Tiyatro dünyamız, Hagop Ayvaz’ı, her şeyden önce, 1946 yılında başlattığı ve 50 yıl boyunca hiç kesintiye uğratmadan yayımladığı aylık Ermenice tiyatro dergisi Kulis’le özdeşleştirir. Ne yazık ki, Hagop Bey, Kulis’i, 1996’da, maddi sorunlar nedeniyle  kapatmak zorunda kaldı. Eğer bu alanda biraz desteklenseydi, yaptığı işin önemi kavransaydı, kıymeti bilinseydi, inanıyorum ki yaşama veda ettiği 2006 yılına kadar, yine aynı coşkuyla çıkartırdı, tiyatro tarihimiz açısından önemi yadsınmayacak olan bu dergiyi. Bir konuşmamızda, “Ben bu 50 yılı, ömrümün daha çok kısmını Kulis’e hasrederek tamamladım,” derken abartmıyordu kuşkusuz. “Çoğu zaman çocuklarımın meyve parasını Kulis’e yatırdım. Günde iki paket sigara yerine daha az içsem şu kadar eder, yol parası vermesem bu kadar eder diye sürekli hesap yapardım…. Bu dergiyi böyle yaşattım ben.”

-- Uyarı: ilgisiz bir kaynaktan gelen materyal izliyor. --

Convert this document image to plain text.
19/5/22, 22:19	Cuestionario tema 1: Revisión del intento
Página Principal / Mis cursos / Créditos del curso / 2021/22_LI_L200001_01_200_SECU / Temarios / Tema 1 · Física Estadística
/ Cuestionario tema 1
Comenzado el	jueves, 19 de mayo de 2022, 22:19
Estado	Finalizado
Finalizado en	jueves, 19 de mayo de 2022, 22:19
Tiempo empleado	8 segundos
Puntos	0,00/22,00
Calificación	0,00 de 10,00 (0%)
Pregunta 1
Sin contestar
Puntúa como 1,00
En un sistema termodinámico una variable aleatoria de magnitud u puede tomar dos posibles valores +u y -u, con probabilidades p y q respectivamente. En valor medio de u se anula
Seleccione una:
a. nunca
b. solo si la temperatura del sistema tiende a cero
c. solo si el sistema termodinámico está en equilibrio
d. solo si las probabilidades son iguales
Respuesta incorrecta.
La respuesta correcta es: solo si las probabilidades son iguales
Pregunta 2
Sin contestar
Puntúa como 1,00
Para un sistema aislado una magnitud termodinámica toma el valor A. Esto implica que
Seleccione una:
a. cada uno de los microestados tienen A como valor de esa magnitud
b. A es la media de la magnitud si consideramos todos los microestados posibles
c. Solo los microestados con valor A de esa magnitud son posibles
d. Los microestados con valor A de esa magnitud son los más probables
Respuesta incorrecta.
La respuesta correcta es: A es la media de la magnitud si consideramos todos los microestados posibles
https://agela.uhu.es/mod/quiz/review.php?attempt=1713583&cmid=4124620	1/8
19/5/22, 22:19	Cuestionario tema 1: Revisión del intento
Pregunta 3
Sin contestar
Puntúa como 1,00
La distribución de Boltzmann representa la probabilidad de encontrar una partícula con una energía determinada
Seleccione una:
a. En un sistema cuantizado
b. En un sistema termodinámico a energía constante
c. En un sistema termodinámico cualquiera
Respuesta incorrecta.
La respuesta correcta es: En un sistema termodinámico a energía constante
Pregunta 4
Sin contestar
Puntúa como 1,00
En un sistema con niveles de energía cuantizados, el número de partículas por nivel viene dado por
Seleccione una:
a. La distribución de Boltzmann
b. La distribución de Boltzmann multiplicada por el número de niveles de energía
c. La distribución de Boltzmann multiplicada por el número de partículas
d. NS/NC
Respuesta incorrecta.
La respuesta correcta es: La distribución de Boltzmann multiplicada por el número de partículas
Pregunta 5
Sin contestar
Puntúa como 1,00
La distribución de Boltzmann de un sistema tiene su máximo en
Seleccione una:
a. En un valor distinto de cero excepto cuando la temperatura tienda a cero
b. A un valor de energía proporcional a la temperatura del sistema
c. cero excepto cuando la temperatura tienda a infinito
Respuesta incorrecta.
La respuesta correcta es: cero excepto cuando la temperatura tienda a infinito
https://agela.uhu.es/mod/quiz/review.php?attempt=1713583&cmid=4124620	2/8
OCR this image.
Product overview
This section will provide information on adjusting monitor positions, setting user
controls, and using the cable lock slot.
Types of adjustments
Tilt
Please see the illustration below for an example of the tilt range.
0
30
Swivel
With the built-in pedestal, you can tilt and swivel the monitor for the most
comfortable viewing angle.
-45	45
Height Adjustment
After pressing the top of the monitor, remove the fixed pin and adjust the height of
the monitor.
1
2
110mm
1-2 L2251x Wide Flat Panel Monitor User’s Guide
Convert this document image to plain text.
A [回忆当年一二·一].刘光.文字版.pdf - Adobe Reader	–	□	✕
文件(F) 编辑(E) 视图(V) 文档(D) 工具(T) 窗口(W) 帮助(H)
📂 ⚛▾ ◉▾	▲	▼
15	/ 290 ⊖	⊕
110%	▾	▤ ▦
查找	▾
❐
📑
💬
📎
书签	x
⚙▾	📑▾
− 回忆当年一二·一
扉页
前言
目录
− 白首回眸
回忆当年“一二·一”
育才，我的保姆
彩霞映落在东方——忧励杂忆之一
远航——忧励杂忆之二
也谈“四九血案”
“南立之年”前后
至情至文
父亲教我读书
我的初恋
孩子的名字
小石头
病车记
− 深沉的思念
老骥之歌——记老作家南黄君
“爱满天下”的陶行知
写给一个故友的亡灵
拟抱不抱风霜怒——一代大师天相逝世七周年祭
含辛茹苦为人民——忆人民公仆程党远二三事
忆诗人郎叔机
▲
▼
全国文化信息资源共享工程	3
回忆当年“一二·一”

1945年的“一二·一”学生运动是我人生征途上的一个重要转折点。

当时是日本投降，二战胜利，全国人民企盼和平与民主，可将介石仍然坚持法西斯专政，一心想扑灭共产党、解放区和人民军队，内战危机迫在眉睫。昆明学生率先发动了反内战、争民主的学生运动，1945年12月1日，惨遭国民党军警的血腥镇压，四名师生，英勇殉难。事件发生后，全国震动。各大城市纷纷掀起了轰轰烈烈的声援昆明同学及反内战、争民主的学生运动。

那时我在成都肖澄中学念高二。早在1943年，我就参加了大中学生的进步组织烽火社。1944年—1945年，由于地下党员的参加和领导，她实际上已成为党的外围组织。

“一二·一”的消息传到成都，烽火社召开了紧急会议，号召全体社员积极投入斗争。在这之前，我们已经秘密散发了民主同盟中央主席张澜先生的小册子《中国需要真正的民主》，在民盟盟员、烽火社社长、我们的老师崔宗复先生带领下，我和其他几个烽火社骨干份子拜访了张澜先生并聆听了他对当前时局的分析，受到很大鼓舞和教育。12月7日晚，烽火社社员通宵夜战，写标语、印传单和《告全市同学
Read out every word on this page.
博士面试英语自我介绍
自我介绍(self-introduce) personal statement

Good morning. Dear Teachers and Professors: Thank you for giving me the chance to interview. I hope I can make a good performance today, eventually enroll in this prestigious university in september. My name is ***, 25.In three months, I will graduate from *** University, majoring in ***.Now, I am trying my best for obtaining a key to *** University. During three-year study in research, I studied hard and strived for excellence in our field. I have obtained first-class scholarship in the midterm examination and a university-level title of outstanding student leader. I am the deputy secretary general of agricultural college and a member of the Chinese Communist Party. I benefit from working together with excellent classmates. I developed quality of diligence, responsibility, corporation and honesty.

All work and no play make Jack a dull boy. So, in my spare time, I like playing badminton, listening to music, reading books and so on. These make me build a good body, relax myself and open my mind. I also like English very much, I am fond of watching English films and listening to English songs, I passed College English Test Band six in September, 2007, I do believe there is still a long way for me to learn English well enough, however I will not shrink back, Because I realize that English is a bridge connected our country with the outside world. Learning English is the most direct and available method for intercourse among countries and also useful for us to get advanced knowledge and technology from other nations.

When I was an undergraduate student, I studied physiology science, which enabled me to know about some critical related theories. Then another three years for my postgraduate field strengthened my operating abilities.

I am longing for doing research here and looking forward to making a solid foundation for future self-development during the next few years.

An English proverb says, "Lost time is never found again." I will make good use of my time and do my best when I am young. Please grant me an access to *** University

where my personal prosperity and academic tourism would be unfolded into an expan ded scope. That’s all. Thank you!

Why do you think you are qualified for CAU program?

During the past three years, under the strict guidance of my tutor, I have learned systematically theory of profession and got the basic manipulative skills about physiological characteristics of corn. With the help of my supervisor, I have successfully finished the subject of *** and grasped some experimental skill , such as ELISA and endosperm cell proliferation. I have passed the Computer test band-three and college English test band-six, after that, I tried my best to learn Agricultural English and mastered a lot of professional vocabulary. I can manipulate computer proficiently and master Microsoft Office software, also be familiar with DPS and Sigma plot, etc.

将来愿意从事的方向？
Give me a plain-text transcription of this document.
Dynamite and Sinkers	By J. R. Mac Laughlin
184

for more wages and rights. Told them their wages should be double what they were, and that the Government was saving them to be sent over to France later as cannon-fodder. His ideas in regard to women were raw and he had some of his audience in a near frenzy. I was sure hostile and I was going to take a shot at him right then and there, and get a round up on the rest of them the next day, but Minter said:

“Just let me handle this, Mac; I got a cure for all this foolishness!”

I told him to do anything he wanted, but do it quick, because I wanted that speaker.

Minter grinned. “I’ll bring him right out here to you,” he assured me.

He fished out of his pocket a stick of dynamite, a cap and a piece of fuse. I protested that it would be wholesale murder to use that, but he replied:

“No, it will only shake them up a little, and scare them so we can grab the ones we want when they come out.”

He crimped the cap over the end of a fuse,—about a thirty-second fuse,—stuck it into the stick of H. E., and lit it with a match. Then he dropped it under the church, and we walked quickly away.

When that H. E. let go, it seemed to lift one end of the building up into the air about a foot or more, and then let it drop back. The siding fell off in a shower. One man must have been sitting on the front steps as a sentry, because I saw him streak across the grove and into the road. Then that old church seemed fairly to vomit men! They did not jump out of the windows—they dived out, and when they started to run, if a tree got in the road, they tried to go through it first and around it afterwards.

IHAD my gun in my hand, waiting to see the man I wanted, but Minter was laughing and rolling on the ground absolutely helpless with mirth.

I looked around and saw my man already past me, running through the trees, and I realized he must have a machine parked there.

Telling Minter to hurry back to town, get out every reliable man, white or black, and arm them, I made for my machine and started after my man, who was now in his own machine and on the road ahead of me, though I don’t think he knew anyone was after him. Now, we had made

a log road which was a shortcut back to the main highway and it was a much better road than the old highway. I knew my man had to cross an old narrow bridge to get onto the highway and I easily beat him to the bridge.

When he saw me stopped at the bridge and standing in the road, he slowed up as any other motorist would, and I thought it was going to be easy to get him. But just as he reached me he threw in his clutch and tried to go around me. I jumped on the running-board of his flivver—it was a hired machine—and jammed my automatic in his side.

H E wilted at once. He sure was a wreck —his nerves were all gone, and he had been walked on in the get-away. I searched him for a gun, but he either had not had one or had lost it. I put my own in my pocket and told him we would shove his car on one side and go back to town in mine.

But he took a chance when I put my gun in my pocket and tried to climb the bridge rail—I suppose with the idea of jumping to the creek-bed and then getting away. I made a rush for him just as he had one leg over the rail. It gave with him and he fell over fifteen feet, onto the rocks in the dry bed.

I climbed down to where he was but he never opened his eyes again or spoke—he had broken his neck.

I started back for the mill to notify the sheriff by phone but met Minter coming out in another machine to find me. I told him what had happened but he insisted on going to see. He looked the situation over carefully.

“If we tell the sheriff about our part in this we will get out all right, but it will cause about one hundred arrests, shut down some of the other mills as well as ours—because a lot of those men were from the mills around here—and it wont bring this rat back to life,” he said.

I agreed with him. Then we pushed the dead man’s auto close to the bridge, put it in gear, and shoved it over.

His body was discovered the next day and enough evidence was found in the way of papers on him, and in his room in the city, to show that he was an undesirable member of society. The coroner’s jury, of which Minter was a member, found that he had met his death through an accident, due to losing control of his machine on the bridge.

Hagop Bey’i 1970’li yıllarda tanıdım. Cağaloğlu’ndaki o küçücük Kulis Matbaası’nda keyifle çalıştığı günleri nasıl unutabilirim?  “Bu dergi sayesinde çok değerli insanlar tanıdım. Beyrut, Bağdat, Halep ve eski Tahran’da İstanbul’dan zorunlu olarak göçen ve özlemle yaşayan önemli tiyatro insanlarıyla buluştum. Hepsi Kulis’e abone oldular ve burada olup biteni yakından takip ettiler. Her şeyden önemlisi,  Muhsin Ertuğrul gibi çok değerli bir insanla, Haldun Taner gibi bir dostumla her zaman hasbıhal ettim. Pek çok tiyatro insanıyla bir arada oldum. Daha başka ne isteyeyim? Zenginlik mi? Zenginlik bunlar işte.”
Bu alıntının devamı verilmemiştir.